MàJ081012 Selon Sam van Schaik (The Early Days of the Great Perfection, p. 167, n.6), le terme sems sde apparaît pour la première fois au 11ème siècle.

[1] Roerich traite ban de chung ma can comme un nom propre, et suggère Dārika (le siddha-roi vendu à une prostituée et qui la servait pendant 12 ans. Identifié quelquefois à Matsyendra ou à son « fils » Mīnanāth. Selon les sources tibétaines, quand le pécheur meurt, il renaît comme Dārika   ). On peut aussi le prendre comme un groupe nominal et traduire par « moine(s) marié(s) ». Quand Vitapāda (T. sman thabs) raconte la rencontre entre Buddhaśrījñāna et Mañjuśrīmitra, il précise que ce dernier avait une femme et qu’il porta une robe ouverte, un turban sur la tête…
[2] Voici ce qu’écrit ‘Gos. J’y attache personnellement peu d’importance. « On dit (T. grags) que Vairocana les a expliquées en deux temps et à trois reprises au Khams. Une première fois dans l'ermitage mGon po'i dgon pa à rGyal mo rong gi brag à la reine (T. rgyal mo) g.Yu sgra snying po). Il les aurait enseignées à gSang ston ye shes bla ma, dans l'ermitage stag rtse mkhar gyi dgon pa à tsha ba rong.

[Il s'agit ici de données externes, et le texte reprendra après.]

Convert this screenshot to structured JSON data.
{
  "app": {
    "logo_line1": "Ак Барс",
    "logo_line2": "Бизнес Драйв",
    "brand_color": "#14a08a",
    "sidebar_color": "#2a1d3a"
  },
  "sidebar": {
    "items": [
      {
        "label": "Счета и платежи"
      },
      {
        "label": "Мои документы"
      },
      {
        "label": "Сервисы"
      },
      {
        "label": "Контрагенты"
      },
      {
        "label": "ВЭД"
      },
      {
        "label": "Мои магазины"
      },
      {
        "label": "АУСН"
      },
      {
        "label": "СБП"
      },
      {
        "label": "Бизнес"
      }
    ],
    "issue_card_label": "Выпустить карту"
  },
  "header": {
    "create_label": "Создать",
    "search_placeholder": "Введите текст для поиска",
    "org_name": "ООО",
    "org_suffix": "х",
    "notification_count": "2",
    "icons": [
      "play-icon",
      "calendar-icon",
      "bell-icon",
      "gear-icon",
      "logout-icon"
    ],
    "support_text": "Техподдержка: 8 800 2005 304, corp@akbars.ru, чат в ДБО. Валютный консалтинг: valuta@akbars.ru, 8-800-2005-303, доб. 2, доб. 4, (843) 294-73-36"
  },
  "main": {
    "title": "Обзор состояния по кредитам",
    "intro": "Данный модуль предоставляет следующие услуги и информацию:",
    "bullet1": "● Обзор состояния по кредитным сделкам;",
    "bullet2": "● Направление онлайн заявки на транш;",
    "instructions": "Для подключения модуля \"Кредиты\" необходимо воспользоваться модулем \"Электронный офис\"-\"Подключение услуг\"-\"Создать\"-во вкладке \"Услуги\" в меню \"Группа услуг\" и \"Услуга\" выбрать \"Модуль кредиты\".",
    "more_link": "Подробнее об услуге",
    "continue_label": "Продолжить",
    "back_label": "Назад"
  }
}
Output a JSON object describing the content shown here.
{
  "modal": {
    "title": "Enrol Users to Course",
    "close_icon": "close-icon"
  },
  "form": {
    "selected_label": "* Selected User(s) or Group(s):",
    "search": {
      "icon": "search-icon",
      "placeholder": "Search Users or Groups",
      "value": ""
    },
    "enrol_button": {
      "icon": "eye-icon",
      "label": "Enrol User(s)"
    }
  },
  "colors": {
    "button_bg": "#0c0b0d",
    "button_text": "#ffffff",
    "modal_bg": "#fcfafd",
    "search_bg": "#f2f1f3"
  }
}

Puis au mendiant sangs rgyas mgon po dans l'ermitage brag dmar gi dgon pa à stong khung rong. Dans le passé, il les aurait encore enseignées au roi et plus tard, il les enseignerait encore à la nonne La zi shes rab sgron ma. Cela fait cinq fois en tout. »

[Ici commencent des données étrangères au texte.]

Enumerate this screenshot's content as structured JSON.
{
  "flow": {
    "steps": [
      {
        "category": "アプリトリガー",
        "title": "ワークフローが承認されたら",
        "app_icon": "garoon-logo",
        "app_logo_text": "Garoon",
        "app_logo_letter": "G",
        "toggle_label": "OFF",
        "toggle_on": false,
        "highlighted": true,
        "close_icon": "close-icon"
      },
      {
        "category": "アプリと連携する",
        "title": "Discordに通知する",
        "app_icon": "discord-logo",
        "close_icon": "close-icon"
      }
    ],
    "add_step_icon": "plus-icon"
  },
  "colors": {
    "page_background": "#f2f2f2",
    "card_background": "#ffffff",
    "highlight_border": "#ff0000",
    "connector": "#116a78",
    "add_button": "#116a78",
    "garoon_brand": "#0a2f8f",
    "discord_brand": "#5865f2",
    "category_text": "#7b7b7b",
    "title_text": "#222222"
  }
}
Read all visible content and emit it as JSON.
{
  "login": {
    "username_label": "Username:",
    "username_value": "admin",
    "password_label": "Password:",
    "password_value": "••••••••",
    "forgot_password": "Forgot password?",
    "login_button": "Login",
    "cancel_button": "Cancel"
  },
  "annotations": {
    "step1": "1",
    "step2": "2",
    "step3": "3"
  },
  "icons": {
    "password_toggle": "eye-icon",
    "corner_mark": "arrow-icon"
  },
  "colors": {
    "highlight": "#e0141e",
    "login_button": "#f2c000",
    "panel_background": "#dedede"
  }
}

[3]  Karmay écrit : However, the work in question was probably translated only in the eleventh  century A.D. and it is not easy to guess what the original Sanskrit term  was in the line.
[4] rdzogs pa chen po ye shes spyi gzugs can/ La citation complète : rdzogs pa chen po ye shes spyi yi gzugs// yongs su dag sku rdo rje 'chang chen po// dpal ldan kun gyi ngo bo rim gnyis 'dis// sdug bsngal lam bcas bskal ba gsum du yang// rang gi rjes mthun byang chub bla dang bcas// thob nas de bde cung tzam rab tsogs pa// rnal 'byor de yis ci phyir de mi sgom// dad dang brtzon 'grus ting 'dzin shes rab dang// dran pa'i blo yis gong gi rim pa ltar// yid dga'i gnas brten kun du bzang po mchog /lam 'di bsgom par bya 'kho na'o/
[5] Karmay : ’Gos Lo-tsà-ba gZhon-nu-dpal without giving any  references states that Vitapàda (sMan-zhabs) explained the term rdzogs chen as “meditation  on the ‘proper object’” and this explanation according to G.N. Roerich (BA p. 168) is in  Caturangasādhanasamantabhadrìnàmatika of Vitapàda (Vol. 65, No. 2735), but in this work there  is no such explanation, see p. 201–1–1 where there is a discussion on the term rdzogs chen.  On the other hand, in his mDzes pa’i me tog ces bya ba’i rim pa gnyis pa’i de kho na nyid sgom  pa zhal gyi lung gi ’grel ba (Vol. 65, No. 2729, p. 68–4–3), Vitapàda explains that the term  rdzogs chen refers to rim pa gnyis pa (i.e. rdzogs rim): rdzogs pa chen po zhes bya ba ni rim pa gnyis  pa’o/.
[6] Je n’ai pas trouvé de terme « cinq consécrations des Puissances » dans l’outil de recherche d’ACIP. Selon Rigpawiki : five empowerments conferred as an entry point to the practice of Mahayoga in order to ripen students who have energy.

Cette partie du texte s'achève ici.